Welche Darlegungs- und Beweispflichten gelten im Prozess um mutmaßliche Diskriminierung?

Ein abgelehnter schwerbehinderter Stellenbewerber, der seine Schwerbehinderung als Grund für die Nichtberücksichtigung vermutet und dies mit einem möglichen Verstoß des Arbeitgebers gegen Verfahrenspflichten im Zusammenhang mit der Bewerbung Schwerbehinderter begründet, genügt damit seiner Darlegungslast im Gerichtsprozess. Das geht aus einem Urteil des Bundesarbeitsgerichts hervor.

Das Bundesarbeitsgericht hat in einem Prozess um eine mutmaßliche Diskriminierung eines Stellenbewerbers dem Kläger Recht gegeben und das Unternehmen, das den Bewerber abgelehnt hat, zu einer Entschädigungszahlung in Höhe von 7.500 Euro verurteilt (BAG, Urteil vom 14. Juni 2023, 8 AZR 136/22). Der schwerbehinderte Mann hatte seine Klage unter anderem damit begründet, dass es nicht hinreichend klar sei, ob der Arbeitgeber den Betriebsrat ordnungsgemäß – wie in § 164 Abs.1 Satz 4 SGB IX vorgeschrieben – über seine Bewerbung unterrichtet habe. Er vermutete einen Verstoß gegen Verfahrensvorschriften und wertete dies als Indiz für eine Diskriminierung wegen seiner Schwerbehinderung.

Nach BAG-Ansicht hat der Kläger im vorliegenden Fall seine Darlegungspflicht erfüllt. Nähere Anhaltspunkte oder Beweise für die mutmaßlich unterlassene Information des Betriebsrats wurden vom Kläger nicht verlangt. Das BAG berücksichtigte zugunsten des abgelehnten Bewerbers, dass dieser in die tatsächlichen Verhältnisse beim Arbeitgeber keinen Einblick hatte und sich in zumutbarer Weise auch keinen näheren Einblick verschaffen konnte.

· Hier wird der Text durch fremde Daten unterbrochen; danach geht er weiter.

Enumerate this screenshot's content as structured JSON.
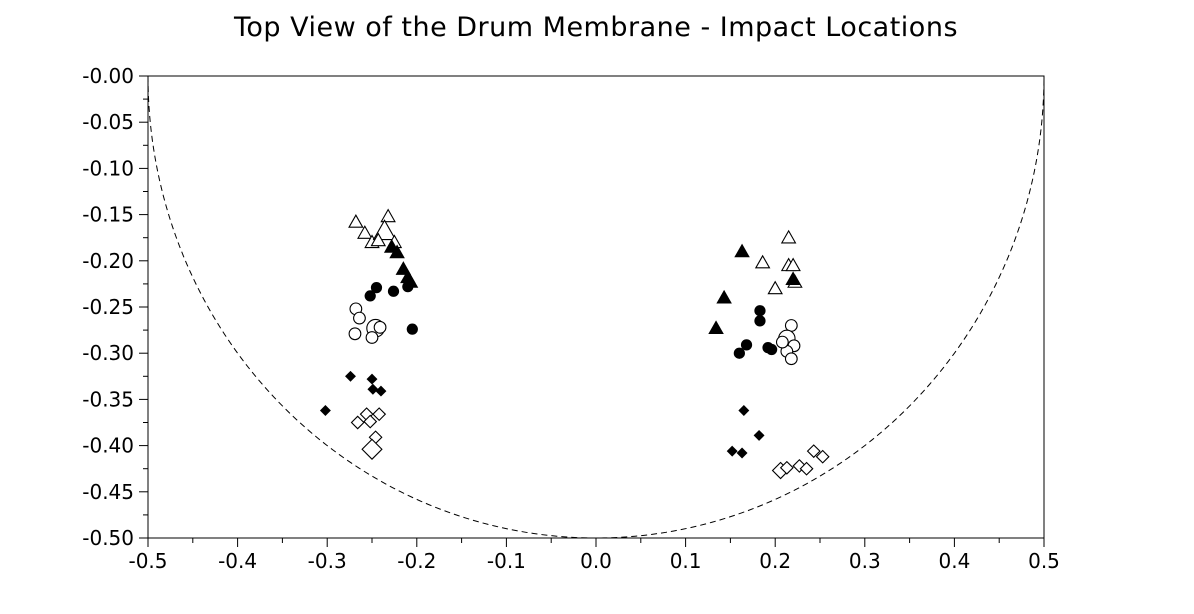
{
  "chart_data": {
    "type": "scatter",
    "title": "Top View of the Drum Membrane - Impact Locations",
    "xlabel": "",
    "ylabel": "",
    "xlim": [
      -0.5,
      0.5
    ],
    "ylim": [
      -0.5,
      0.0
    ],
    "grid": false,
    "x_ticks": [
      "-0.5",
      "-0.4",
      "-0.3",
      "-0.2",
      "-0.1",
      "0.0",
      "0.1",
      "0.2",
      "0.3",
      "0.4",
      "0.5"
    ],
    "y_ticks": [
      "-0.00",
      "-0.05",
      "-0.10",
      "-0.15",
      "-0.20",
      "-0.25",
      "-0.30",
      "-0.35",
      "-0.40",
      "-0.45",
      "-0.50"
    ],
    "boundary": {
      "shape": "semicircle",
      "center": [
        0,
        0
      ],
      "radius": 0.5,
      "style": "dashed"
    },
    "series": [
      {
        "marker": "triangle-open",
        "color": "#000000",
        "points": [
          {
            "x": -0.268,
            "y": -0.158,
            "s": 1
          },
          {
            "x": -0.258,
            "y": -0.17,
            "s": 1
          },
          {
            "x": -0.25,
            "y": -0.18,
            "s": 1
          },
          {
            "x": -0.232,
            "y": -0.152,
            "s": 1
          },
          {
            "x": -0.236,
            "y": -0.168,
            "s": 1.6
          },
          {
            "x": -0.225,
            "y": -0.18,
            "s": 1
          },
          {
            "x": -0.243,
            "y": -0.178,
            "s": 1
          },
          {
            "x": 0.215,
            "y": -0.175,
            "s": 1
          },
          {
            "x": 0.186,
            "y": -0.202,
            "s": 1
          },
          {
            "x": 0.215,
            "y": -0.205,
            "s": 1
          },
          {
            "x": 0.22,
            "y": -0.205,
            "s": 1
          },
          {
            "x": 0.2,
            "y": -0.23,
            "s": 1
          },
          {
            "x": 0.222,
            "y": -0.223,
            "s": 1
          }
        ]
      },
      {
        "marker": "triangle-filled",
        "color": "#000000",
        "points": [
          {
            "x": -0.228,
            "y": -0.185,
            "s": 1
          },
          {
            "x": -0.222,
            "y": -0.191,
            "s": 1
          },
          {
            "x": -0.215,
            "y": -0.209,
            "s": 1
          },
          {
            "x": -0.21,
            "y": -0.218,
            "s": 1
          },
          {
            "x": -0.207,
            "y": -0.223,
            "s": 1
          },
          {
            "x": 0.163,
            "y": -0.19,
            "s": 1
          },
          {
            "x": 0.143,
            "y": -0.24,
            "s": 1
          },
          {
            "x": 0.134,
            "y": -0.273,
            "s": 1
          },
          {
            "x": 0.22,
            "y": -0.22,
            "s": 1
          }
        ]
      },
      {
        "marker": "circle-filled",
        "color": "#000000",
        "points": [
          {
            "x": -0.245,
            "y": -0.229,
            "s": 1
          },
          {
            "x": -0.252,
            "y": -0.238,
            "s": 1
          },
          {
            "x": -0.226,
            "y": -0.233,
            "s": 1
          },
          {
            "x": -0.21,
            "y": -0.228,
            "s": 1
          },
          {
            "x": -0.205,
            "y": -0.274,
            "s": 1
          },
          {
            "x": 0.183,
            "y": -0.254,
            "s": 1
          },
          {
            "x": 0.183,
            "y": -0.265,
            "s": 1
          },
          {
            "x": 0.168,
            "y": -0.291,
            "s": 1
          },
          {
            "x": 0.16,
            "y": -0.3,
            "s": 1
          },
          {
            "x": 0.192,
            "y": -0.294,
            "s": 1
          },
          {
            "x": 0.196,
            "y": -0.296,
            "s": 1
          }
        ]
      },
      {
        "marker": "circle-open",
        "color": "#000000",
        "points": [
          {
            "x": -0.268,
            "y": -0.252,
            "s": 1
          },
          {
            "x": -0.264,
            "y": -0.262,
            "s": 1
          },
          {
            "x": -0.269,
            "y": -0.279,
            "s": 1
          },
          {
            "x": -0.246,
            "y": -0.273,
            "s": 1.5
          },
          {
            "x": -0.25,
            "y": -0.283,
            "s": 1
          },
          {
            "x": -0.241,
            "y": -0.272,
            "s": 1
          },
          {
            "x": 0.218,
            "y": -0.27,
            "s": 1
          },
          {
            "x": 0.213,
            "y": -0.284,
            "s": 1.4
          },
          {
            "x": 0.221,
            "y": -0.292,
            "s": 1
          },
          {
            "x": 0.213,
            "y": -0.298,
            "s": 1
          },
          {
            "x": 0.218,
            "y": -0.306,
            "s": 1
          },
          {
            "x": 0.208,
            "y": -0.288,
            "s": 1
          }
        ]
      },
      {
        "marker": "diamond-filled",
        "color": "#000000",
        "points": [
          {
            "x": -0.302,
            "y": -0.362,
            "s": 1
          },
          {
            "x": -0.274,
            "y": -0.325,
            "s": 1
          },
          {
            "x": -0.25,
            "y": -0.328,
            "s": 1
          },
          {
            "x": -0.249,
            "y": -0.339,
            "s": 1
          },
          {
            "x": -0.24,
            "y": -0.341,
            "s": 1
          },
          {
            "x": 0.165,
            "y": -0.362,
            "s": 1
          },
          {
            "x": 0.182,
            "y": -0.389,
            "s": 1
          },
          {
            "x": 0.152,
            "y": -0.406,
            "s": 1
          },
          {
            "x": 0.163,
            "y": -0.408,
            "s": 1
          }
        ]
      },
      {
        "marker": "diamond-open",
        "color": "#000000",
        "points": [
          {
            "x": -0.266,
            "y": -0.375,
            "s": 1
          },
          {
            "x": -0.256,
            "y": -0.366,
            "s": 1
          },
          {
            "x": -0.242,
            "y": -0.366,
            "s": 1
          },
          {
            "x": -0.252,
            "y": -0.374,
            "s": 1
          },
          {
            "x": -0.246,
            "y": -0.391,
            "s": 1
          },
          {
            "x": -0.25,
            "y": -0.404,
            "s": 1.6
          },
          {
            "x": 0.206,
            "y": -0.427,
            "s": 1.3
          },
          {
            "x": 0.213,
            "y": -0.424,
            "s": 1
          },
          {
            "x": 0.227,
            "y": -0.422,
            "s": 1
          },
          {
            "x": 0.235,
            "y": -0.425,
            "s": 1
          },
          {
            "x": 0.243,
            "y": -0.406,
            "s": 1
          },
          {
            "x": 0.253,
            "y": -0.412,
            "s": 1
          }
        ]
      }
    ]
  }
}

Nach BAG-Auffassung durfte der Kläger die von ihm nur vermutete Tatsache behaupten, weil er mangels eigener Erkenntnisquellen keine sichere Kenntnis von einer fehlenden ordnungsgemäßen Unterrichtung des Betriebsrats hatte und auch nicht erlangen konnte.

Das BAG wertete die Vermutung des Bewerbers weder als willkürlich noch als Behauptung „ins Blaue hinein“, sodass der Vortrag des Klägers nach BAG-Ansicht den Anforderungen an seine Darlegungspflicht gemäß § 22 Allgemeines Gleichbehandlungsgesetz (AGG) genügte. Nach dieser Vorschrift gilt für mutmaßliche Diskriminierungen eine Beweislastumkehr. Das bedeutet, dass diejenige Person, die sich diskriminiert fühlt, Tatsachen bzw. Indizien darlegen muss, die eine Diskriminierung vermuten lassen. Im nächsten Schritt liegt es dann am Arbeitgeber, den Gegenbeweis zu erbringen und den Diskriminierungsvorwurf zu entkräften. Gelingt dem Arbeitgeber dies nicht, kann die benachteiligte Person einen Anspruch auf Schadensersatz bzw. Entschädigung geltend machen.